To perform supervised fine-tuning, we move logits and labels, ensuring that the task is not self-supervised. The objective is to predict target tokens based on input tokens, rather than predicting the next input tokens.

In [None]:
for batch in train_dataloader:
    i += 1
    print(i)
    batch = {k: v.to(device) for k, v in batch.items()}
    k = int(batch["k"])
    del batch["k"]
    outputs = model(**batch)
    labels = batch["input_ids"].to(outputs.logits.device)
    #Logits are generated from the last token of the input sequence up to the end, excluding the last token. 
    #This is because the logit corresponding to the last token is responsible for predicting the EOS (end-of-sequence) token.
    shift_logits = outputs.logits[:, k:-1, :].contiguous()
    #Labels are from first target token till the end.
    shift_labels = labels[:, k + 1:].contiguous()

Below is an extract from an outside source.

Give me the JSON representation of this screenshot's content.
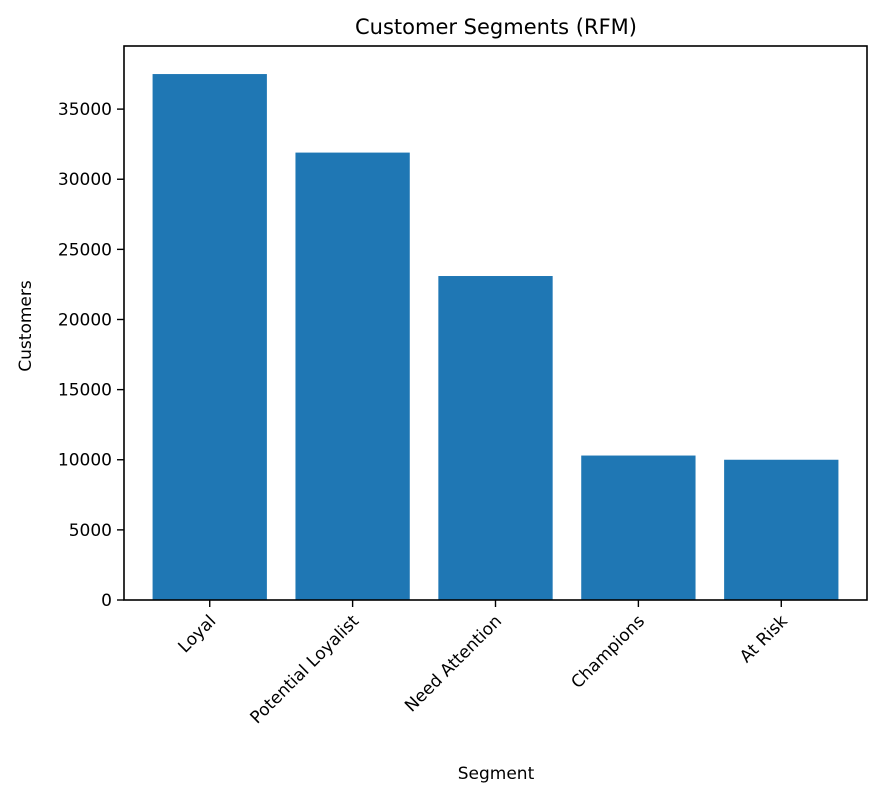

    loss = loss_fct(shift_logits.view(-1, shift_logits.size(-1)), shift_labels.view(-1))
    loss.backward()
    optimizer.step()
    lr_scheduler.step()
    optimizer.zero_grad()
    running_loss += loss.item()
    if i % 100 == 0:
        print(running_loss / 100)
        training_loss.append(running_loss / 100)
        running_loss = 0.0
        torch.save(model.state_dict(), model_save_path)
        i = 0
torch.save(model.state_dict(), model_save_path)